# How to challenge Hutter's algorithm?

For a given sufficiently strong formal axiomatic system $\mathsf{F}$ (like $\mathsf{PA}$ or $\mathsf{ZFC}$) and any given function $p^*(x)$ that can be specified within the formal system $\mathsf{F}$, Hutter's algorithm $M_{\mathsf{F},p^*}$ computes the function $p^*(x)$ nearly as quickly as any (provably quick) algorithm $p$ provably computing $p^*(x)$. More precisely

Let $p$ be any algorithm, computing provably the same function as $p^∗$ with computation time provably bounded by the function $t_p(\xi)$ for all $\xi$. $time_{t_p}(x)$ is the time needed to compute the time bound $t_p(x)$. Then Hutter's algorithm $M_{\mathsf{F},p^∗}$ computes $p^∗(x)$ in time $$time_{M_{\mathsf{F},p^∗}}(x) ≤ 5·t_p(x)+d_p·time_{t_p}(x)+c_p$$ with constants $c_p$ and $d_p$ depending on $p$ but not on $x$.

Here "provably" means that a proof can be found in $\mathsf{F}$. The algorithm could be interpreted as a generalization and improvement of Levin search, but I wonder whether it is always an improvement.

Can we use the formal system $F$ to construct a function $p^*$ for which Hutter's algorithm $M_{\mathsf{F},p^*}$ performs badly? How about asking whether a short proof of $\bot$ (i.e. a contradiction) can be found in $\mathsf{F}$? A short proof would be a proof with fewer than $n$ symbols, and we would use $x$ to encode $n$ in binary form. The function $p^*$ would just be a brute force search for the contradiction.

I think this should give a problem in $NEXP$, but the optimal algorithm to compute $p^*$ would have complexity $O(1)$, because the answer is always "no". But $M_{\mathsf{F},p^*}$ will take double exponential time in the length of $x$ to arrive at that conclusion, if I'm not mistaken. Now I wonder whether there are more interesting ways to make $M_{\mathsf{F},p^*}$ look bad, perhaps similar in spirit to Rice's theorem?

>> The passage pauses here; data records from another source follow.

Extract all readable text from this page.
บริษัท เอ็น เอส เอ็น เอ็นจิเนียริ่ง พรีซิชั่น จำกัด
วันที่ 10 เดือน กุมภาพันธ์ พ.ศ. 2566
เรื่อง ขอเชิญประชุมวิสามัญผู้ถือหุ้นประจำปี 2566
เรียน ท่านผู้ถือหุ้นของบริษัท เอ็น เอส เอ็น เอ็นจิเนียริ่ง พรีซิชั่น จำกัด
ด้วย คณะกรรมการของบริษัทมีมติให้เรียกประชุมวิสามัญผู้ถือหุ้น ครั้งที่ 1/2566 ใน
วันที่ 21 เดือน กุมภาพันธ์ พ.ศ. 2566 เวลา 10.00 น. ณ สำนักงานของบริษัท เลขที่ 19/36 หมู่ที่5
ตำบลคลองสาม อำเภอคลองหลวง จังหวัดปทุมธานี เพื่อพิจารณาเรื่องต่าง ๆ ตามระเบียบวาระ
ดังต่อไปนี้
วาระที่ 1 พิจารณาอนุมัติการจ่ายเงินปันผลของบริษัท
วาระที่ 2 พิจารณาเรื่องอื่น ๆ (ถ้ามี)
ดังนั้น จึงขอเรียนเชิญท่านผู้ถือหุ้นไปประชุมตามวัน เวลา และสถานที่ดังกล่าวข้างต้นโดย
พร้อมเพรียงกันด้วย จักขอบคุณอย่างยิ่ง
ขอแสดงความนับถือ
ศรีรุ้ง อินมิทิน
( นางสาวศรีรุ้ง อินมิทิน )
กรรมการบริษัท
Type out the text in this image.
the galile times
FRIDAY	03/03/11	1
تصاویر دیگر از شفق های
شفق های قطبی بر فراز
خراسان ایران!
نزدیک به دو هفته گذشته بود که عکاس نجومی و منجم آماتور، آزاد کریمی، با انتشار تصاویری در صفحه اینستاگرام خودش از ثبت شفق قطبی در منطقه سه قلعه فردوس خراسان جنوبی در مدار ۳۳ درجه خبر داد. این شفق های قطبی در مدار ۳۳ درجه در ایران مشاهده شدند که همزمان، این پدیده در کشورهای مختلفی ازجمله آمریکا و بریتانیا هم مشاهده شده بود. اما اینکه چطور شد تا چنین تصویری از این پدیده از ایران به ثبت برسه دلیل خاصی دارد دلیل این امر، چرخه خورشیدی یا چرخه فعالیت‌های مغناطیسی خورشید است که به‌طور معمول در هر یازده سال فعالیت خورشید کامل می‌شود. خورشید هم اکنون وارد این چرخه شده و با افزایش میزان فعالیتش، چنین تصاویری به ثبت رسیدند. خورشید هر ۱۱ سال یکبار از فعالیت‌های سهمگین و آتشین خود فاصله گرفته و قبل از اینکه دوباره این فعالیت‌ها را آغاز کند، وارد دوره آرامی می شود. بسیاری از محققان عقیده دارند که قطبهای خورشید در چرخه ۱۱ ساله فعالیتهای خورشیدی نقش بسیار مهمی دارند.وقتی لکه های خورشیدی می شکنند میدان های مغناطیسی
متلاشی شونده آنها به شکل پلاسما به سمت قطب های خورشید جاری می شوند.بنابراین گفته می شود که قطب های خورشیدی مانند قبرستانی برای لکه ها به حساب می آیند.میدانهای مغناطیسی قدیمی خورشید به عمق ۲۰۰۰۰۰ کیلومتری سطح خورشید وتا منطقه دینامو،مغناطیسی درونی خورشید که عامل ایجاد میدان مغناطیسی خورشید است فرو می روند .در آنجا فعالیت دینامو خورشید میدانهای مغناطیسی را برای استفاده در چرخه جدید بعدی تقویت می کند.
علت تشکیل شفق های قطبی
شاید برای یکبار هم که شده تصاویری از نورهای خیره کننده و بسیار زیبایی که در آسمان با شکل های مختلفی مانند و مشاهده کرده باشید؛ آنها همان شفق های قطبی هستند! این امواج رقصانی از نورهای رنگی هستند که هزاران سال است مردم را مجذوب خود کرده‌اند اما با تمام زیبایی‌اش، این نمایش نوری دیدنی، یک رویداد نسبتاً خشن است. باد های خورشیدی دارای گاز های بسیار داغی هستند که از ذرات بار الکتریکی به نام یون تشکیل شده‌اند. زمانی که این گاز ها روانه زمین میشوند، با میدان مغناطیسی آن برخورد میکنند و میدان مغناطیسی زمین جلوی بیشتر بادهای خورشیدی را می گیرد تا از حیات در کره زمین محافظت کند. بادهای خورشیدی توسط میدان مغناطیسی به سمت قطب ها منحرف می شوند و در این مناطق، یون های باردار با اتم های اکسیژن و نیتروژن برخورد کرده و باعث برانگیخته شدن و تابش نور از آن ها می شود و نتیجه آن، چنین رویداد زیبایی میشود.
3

But $M_{\mathsf{F},p^*}$ will take double exponential time in the length of $x$ to arrive at that conclusion, if I'm not mistaken.

That $M_{\mathsf{F},p^*}$ will take double exponential time is a conjecture at best. Too see that this conjecture is pretty strong, take any formula $\phi$ that is formally independent of $\mathsf F$, and ask whether a short proof of $\phi$ can be found in $\mathsf F$. Any algorithm that can answer this question quickly (with "no") can also answer the same question for $\phi=\bot$ quickly (with "no"), because any formula can be derived in a single step from $\bot$.

Now I wonder whether there are more interesting ways to make $M_{\mathsf{F},p^*}$ look bad, perhaps similar in spirit to Rice's theorem?

Formal systems are not just bad at proving their own consistency, they are also famously bad at proving some sequence to be random. So we could ask whether a given finite sequence can be reproduced by some program shorter than $m$ symbols taking fewer than $n$ steps. The restriction to fewer than $n$ steps allows us to implement $p^*$ as a brute force search. If the sequence and $m$ are kept fixed and binary encoding is used for $n$, the resulting problem seems to be in $EXP$. Maybe it's better not to fix the sequence and $m$, because then the problem seems to be in $NEXP$.

What about a function $p^*$ based on Rice's theorem? No progress yet...

We could do something similar to Squark's question here:

Let $p^*$ be the program that takes an input $n$ and does the following: "Run $M_{p^*}(n)$ for $n$ steps. If it halted, output $|M_{p*}(n)| + 1$. Otherwise output $0$."

Now $M_{p^*}(n)$ takes at least $n$ steps (proof by contradiction) but $M_{p^*}(n)$ can be computed by just printing $0$, which takes $1$ step.

However, in this argument we're implicitly assuming that the formal system Hutter Search uses is consistent. The system itself can't assume that, so it doesn't find the 'proof' that $M_{p^*}(n) = 0$ for all $n$.